- Sophie Harris
- Born: 2 July 1900 Hayes, Kent, England
- Died: 10 March 1966 (aged 65) Hammersmith, London, England
- Years active: 1932–1966
- Spouse: George Devine (div. 1960)

= Sophie Harris =

English theatre and opera costume and scenic designer

Audrey Sophia "Sophie" Harris (2 July 1900 - 10 March 1966) was an English award winning theatre and opera costume and scenic designer.

==Biography==
Born in Hayes, Kent, the third child and first daughter of William Birkbeck Harris, a Lloyds Insurance clerk, and his wife Kathleen Marion Carey. With her younger sister Margaret "Percy" Harris she studied at The Chelsea Illustrators Studio in London. A fellow student was Elizabeth Montgomery, and the three formed a theatre design partnership known as Motley Theatre Design Group. The first full-scale production on which they worked was Romeo and Juliet for the Oxford University Dramatic Society (OUDS), John Gielgud's début as a director. The great success of this led to an invitation from Gielgud to design Gordon Daviot's Richard of Bordeaux, which opened at the New Theatre in St Martins Lane, London, in February 1933. The production was a huge success, achieving cult status, with playgoers queuing round the block every night. It is widely recognised that the success was partly owing to the Motley sets and costumes, which captured the essence of the period in an artistic rather than a slavishly historical sense, and were much admired for their beauty and lightness. This early recognition led to a busy and highly successful decade during which they became Gielgud's regular collaborators, working with him on such productions as his celebrated Romeo and Juliet (1935), in which he alternated the parts of Romeo and Mercutio with Laurence Olivier, and his Hamlet of 1936. They also formed a partnership with the celebrated French director Michel Saint-Denis, whose production of André Obey's Noah, starring Gielgud in the title role, they designed in 1935. Saint Denis went on to found the London Theatre Studio (1936–1939), a radical new theatre school which incorporated courses in theatre design taught by the Motleys. This was the first time theatre design had been taught within a drama school in the UK. In addition to their teaching and theatre work, the Motleys also opened a couture house in 1936, to which Harris made a substantial contribution.
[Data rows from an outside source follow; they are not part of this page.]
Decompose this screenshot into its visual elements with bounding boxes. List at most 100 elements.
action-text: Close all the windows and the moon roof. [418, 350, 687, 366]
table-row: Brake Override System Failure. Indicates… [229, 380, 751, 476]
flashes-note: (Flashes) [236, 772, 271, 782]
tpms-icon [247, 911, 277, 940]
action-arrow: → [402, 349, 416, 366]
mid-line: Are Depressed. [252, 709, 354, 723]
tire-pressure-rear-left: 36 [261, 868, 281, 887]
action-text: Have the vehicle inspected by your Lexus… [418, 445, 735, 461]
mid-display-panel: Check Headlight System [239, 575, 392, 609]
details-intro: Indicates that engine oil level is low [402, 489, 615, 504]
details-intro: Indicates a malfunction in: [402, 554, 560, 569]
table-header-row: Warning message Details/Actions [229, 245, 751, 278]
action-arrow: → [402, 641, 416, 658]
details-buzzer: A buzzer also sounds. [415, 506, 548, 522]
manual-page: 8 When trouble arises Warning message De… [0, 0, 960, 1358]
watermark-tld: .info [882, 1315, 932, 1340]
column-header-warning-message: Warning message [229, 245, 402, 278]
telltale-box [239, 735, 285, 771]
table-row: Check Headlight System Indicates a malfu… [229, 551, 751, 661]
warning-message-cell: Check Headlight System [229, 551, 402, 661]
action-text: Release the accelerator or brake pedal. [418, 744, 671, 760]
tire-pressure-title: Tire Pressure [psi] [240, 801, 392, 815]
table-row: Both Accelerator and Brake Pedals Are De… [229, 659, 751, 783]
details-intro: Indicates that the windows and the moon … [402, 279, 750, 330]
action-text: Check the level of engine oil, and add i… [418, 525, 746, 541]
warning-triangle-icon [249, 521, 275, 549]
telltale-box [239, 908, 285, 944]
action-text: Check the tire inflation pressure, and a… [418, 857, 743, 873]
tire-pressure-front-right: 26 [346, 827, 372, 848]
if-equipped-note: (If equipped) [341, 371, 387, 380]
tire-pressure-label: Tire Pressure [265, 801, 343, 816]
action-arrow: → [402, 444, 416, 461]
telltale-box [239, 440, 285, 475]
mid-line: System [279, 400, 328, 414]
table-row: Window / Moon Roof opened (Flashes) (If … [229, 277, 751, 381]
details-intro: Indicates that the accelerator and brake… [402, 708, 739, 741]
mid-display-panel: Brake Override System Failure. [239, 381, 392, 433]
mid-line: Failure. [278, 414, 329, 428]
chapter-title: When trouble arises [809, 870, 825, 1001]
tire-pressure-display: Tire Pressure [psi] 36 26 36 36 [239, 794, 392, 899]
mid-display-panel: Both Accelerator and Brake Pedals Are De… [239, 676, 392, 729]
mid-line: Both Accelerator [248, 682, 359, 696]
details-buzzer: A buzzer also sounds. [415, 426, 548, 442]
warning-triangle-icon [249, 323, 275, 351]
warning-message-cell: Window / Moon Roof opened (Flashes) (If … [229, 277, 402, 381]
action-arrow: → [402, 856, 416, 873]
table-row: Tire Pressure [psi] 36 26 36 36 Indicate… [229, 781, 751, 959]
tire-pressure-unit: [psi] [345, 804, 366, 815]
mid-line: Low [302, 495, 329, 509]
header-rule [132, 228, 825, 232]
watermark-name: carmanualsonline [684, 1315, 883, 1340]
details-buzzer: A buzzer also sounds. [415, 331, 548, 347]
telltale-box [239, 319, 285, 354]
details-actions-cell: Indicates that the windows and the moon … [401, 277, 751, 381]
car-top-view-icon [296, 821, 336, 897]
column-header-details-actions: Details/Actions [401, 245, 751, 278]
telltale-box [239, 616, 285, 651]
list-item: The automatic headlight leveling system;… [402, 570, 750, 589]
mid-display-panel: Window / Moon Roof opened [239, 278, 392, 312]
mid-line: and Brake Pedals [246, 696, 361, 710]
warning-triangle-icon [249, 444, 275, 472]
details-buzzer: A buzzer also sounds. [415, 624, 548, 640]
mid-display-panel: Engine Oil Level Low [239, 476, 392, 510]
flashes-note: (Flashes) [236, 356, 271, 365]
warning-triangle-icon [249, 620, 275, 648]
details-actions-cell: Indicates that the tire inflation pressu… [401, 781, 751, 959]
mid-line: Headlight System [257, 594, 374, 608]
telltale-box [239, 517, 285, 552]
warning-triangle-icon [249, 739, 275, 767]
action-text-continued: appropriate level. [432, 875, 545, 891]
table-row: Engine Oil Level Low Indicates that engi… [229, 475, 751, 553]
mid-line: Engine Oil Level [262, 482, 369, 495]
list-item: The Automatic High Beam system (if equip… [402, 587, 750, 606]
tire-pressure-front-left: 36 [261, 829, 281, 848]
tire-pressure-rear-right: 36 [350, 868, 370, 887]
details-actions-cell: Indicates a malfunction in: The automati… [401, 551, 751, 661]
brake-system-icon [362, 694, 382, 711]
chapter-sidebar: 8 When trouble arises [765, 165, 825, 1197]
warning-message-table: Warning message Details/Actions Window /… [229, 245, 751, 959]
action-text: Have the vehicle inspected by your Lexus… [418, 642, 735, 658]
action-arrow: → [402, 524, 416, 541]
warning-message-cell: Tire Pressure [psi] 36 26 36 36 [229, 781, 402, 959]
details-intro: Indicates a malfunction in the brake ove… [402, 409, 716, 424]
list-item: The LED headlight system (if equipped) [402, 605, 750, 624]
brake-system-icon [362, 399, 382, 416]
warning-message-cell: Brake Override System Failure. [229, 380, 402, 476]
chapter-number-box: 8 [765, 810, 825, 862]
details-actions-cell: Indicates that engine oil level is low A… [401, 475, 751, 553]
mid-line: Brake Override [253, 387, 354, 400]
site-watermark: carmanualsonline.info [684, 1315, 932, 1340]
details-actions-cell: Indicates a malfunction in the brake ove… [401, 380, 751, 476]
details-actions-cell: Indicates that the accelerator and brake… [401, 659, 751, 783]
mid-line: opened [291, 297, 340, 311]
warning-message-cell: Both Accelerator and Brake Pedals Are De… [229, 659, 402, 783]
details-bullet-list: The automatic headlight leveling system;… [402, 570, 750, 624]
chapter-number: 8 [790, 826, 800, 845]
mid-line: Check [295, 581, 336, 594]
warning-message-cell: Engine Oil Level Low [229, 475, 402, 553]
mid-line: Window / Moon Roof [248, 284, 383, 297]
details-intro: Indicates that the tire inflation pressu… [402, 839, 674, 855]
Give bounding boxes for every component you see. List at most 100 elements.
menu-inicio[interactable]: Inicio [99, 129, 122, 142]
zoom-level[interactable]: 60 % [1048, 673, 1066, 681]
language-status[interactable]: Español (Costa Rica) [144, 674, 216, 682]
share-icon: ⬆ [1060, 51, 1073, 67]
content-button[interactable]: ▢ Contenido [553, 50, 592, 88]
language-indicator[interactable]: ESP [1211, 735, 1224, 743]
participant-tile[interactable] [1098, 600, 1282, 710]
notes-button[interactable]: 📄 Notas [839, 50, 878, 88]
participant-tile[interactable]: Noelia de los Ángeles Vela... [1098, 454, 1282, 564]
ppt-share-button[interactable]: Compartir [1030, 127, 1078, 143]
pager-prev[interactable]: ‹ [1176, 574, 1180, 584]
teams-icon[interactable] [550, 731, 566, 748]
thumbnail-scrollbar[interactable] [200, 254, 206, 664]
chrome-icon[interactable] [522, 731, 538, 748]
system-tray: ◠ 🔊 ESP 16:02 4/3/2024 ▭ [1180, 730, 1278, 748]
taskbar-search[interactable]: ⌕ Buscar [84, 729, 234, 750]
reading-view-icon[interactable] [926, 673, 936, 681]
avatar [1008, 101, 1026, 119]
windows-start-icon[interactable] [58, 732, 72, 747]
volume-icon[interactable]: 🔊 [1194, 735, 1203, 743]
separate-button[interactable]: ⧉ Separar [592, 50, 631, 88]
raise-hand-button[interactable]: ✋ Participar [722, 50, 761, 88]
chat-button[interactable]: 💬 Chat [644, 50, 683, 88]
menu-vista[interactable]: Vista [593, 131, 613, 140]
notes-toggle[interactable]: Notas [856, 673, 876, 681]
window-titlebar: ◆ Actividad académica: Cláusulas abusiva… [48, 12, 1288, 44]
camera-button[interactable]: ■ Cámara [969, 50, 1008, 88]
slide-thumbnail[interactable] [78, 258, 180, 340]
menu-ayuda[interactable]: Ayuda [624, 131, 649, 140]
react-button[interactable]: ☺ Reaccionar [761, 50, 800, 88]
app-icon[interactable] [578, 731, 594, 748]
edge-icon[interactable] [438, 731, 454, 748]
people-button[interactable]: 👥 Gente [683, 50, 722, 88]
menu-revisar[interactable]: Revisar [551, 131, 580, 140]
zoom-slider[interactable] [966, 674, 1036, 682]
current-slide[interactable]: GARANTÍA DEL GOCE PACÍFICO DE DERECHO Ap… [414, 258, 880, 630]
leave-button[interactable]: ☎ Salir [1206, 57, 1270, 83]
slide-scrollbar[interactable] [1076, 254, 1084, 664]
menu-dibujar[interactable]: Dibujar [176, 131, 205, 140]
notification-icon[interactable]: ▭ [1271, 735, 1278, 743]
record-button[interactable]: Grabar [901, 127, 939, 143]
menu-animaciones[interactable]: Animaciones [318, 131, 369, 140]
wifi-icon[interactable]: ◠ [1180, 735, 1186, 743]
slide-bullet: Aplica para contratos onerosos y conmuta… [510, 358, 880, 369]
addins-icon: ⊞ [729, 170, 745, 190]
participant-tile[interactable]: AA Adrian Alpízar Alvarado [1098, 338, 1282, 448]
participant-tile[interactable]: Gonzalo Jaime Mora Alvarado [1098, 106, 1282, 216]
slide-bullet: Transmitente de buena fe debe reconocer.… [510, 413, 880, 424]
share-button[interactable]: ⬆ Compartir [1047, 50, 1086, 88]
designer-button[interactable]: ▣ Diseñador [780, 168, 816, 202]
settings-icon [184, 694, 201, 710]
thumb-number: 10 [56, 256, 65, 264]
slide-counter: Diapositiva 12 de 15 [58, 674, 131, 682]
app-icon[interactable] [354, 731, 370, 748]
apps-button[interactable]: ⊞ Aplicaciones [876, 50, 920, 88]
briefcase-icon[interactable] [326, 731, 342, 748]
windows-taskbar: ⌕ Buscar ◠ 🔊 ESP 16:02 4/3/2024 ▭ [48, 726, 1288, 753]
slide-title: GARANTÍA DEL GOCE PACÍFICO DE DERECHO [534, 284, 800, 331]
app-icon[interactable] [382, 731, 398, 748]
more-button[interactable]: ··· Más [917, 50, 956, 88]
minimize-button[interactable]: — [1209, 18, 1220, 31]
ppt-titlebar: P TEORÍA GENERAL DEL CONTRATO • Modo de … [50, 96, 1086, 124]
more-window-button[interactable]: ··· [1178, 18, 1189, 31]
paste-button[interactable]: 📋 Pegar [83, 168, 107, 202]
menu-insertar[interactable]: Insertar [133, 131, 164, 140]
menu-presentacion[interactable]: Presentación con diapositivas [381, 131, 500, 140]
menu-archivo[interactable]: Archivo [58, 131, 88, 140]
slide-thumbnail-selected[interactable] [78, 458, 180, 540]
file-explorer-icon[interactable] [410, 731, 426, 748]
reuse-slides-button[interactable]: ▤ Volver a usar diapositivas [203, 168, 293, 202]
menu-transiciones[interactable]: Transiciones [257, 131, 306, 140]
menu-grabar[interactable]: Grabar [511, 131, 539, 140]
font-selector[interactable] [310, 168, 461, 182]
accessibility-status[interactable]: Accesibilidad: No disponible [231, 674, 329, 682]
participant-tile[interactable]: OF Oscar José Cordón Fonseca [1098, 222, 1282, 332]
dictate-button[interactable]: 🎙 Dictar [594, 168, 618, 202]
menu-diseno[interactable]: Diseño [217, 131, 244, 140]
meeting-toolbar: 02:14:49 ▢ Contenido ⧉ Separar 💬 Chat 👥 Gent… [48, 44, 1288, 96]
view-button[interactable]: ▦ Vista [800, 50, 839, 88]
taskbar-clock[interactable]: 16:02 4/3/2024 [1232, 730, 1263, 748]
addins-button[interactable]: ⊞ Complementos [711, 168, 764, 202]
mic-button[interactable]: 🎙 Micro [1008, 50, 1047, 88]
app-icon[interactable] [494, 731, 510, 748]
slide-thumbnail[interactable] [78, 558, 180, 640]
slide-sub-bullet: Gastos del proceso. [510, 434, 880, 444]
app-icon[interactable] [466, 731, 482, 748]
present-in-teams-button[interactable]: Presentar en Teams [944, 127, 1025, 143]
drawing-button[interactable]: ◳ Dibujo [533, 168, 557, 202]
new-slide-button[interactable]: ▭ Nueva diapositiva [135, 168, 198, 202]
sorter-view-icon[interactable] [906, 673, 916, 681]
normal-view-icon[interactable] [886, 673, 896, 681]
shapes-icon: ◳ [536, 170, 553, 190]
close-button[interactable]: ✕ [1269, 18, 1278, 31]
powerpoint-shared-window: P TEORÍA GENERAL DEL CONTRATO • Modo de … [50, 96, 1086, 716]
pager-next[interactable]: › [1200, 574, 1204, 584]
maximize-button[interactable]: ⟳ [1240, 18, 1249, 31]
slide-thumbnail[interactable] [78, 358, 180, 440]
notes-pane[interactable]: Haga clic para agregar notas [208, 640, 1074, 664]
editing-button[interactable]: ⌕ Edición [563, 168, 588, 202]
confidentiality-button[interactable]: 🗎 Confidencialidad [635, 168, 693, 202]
At the outbreak of World War II, Margaret Harris and Elizabeth Montgomery were in the USA, working with Laurence Olivier, and they decided to remain there until the end of the war. Sophie Harris, still in England, married the actor and director George Devine (1910–1966) with whom she formed a relationship after the OUDS Romeo and Juliet. Their daughter Harriet was born in 1942. Working on her own for the first time, Sophie designed several plays and films during this period.

Shortly after Devine's return after the war, he founded The Old Vic Theatre School, together with Saint-Denis and Glen Byam Shaw. Sophie, with Margaret Harris, back from America, taught design and costume at the school. Following the closure of the school in 1952, the Motleys continued to design extensively for both opera (at London's Sadler's Wells Theatre and English National Opera) and theatre. Their work at the Shakespeare Memorial Theatre was much admired throughout the 1950s. Harris also had a successful solo career as a costume designer for films, as well as reviving her couture house under the name Elizabeth Curzon. In the early days of Devine's newly founded English Stage Company at the Royal Court Theatre (founded 1956), the Motleys designed numerous productions. Harris designed the costumes for several Woodfall Films, including Saturday Night and Sunday Morning (1960), A Taste of Honey (1961), The Loneliness of the Long Distance Runner (1962), and This Sporting Life (1963), and for Jack Clayton (The Innocents (1961) and The Pumpkin Eater, for which she won a BAFTA Award for best costume designer. (1963).

Harris was divorced from George Devine in the early 1960s. She continued to work successfully in both theatre and film until her death in March 1966.